É evidente que se os dirigentes bolsonaristas tivessem operado inteiramente decididos a beneficiar os donos do grande capital sem exigir nada fora do estipulado em lei, estes se mostrariam ainda mais satisfeitos com essa atitude. Mas, para a esmagadora maioria de nossa população, nenhuma diferença real iria ser detectada. As somas de dinheiro público que os bolsonaristas surrupiaram para seus próprios bolsos e contas teriam servido tão somente para engrossar a parcela a ser apropriada pelos representantes diretos do capital, não acarretando nada de positivo para o restante da nação.

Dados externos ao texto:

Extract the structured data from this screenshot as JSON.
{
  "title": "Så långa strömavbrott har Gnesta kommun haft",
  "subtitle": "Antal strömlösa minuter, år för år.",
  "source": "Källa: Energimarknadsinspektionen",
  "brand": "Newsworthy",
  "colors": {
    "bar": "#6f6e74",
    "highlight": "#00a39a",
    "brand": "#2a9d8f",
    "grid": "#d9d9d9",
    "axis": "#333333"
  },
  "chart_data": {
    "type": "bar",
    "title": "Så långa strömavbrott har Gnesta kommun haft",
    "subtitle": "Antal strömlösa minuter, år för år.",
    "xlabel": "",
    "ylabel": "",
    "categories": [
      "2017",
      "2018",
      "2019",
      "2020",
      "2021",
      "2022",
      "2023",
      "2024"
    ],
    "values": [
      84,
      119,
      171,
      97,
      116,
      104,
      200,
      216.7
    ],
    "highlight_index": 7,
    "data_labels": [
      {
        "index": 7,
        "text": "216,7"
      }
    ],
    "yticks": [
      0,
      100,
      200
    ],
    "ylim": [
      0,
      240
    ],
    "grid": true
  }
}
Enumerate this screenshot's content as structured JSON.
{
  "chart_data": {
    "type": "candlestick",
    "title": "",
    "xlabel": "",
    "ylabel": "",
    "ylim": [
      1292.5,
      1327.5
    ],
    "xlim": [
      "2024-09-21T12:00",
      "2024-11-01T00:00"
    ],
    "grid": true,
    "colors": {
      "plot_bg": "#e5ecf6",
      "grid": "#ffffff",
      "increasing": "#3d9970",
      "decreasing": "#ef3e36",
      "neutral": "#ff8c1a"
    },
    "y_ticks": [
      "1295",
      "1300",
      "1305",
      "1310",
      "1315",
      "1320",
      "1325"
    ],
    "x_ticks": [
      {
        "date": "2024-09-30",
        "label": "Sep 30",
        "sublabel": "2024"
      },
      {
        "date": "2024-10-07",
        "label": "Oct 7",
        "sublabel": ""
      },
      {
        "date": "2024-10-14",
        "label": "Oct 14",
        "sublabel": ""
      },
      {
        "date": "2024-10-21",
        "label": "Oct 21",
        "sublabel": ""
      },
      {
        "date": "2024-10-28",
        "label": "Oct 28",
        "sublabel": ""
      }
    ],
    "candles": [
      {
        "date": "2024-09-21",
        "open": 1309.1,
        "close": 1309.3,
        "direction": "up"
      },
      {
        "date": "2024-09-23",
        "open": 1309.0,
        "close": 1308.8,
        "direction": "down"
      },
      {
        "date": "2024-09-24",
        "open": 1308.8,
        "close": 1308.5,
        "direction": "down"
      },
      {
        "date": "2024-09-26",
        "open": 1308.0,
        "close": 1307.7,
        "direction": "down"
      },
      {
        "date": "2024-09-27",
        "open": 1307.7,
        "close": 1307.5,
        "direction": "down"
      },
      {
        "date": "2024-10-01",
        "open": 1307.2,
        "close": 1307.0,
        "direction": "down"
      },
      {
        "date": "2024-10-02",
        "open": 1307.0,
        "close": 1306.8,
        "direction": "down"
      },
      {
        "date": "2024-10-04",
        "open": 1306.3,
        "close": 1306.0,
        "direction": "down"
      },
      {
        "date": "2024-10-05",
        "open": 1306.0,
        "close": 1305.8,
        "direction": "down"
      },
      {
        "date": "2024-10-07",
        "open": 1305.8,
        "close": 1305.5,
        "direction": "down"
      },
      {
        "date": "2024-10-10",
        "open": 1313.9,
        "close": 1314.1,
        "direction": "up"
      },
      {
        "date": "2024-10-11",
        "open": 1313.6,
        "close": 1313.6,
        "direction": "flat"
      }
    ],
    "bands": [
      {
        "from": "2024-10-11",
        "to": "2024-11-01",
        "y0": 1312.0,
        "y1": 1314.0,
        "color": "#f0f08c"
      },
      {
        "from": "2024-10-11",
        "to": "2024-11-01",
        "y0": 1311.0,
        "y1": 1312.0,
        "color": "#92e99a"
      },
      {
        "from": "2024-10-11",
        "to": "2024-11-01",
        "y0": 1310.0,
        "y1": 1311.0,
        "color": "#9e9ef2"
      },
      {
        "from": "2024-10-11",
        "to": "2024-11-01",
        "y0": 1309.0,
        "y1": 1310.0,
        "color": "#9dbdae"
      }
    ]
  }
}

Em consequência de tudo o que procuramos deixar evidente nas linhas anteriores, não podemos deixar de entender que a malignidade da gestão bolsonarista extrapola em muito o caráter mafioso de seus mais destacados expoentes. Roubo de joias e apropriação ilegal de recursos significam, sim, uma imoralidade que precisava ser combatida. Mas, é de máxima relevância levar em conta que os danos mais sérios e devastadores foram causados devido à orientação de classe com a qual o bolsonarismo conduziu sua política. As classes dominantes foram sempre privilegiadas. Por isso, sua oposição ao bolsonarismo nunca ocorreu de modo efetivo. Para os setores populares, porém, não só a honestidade pessoal de um dirigente é importante. Também é muito importante saber quais são os interesses de classe com os quais ele está identificado.

* Jair de Souza é economista formado pela UFRJ; mestre em linguística também pela UFRJ.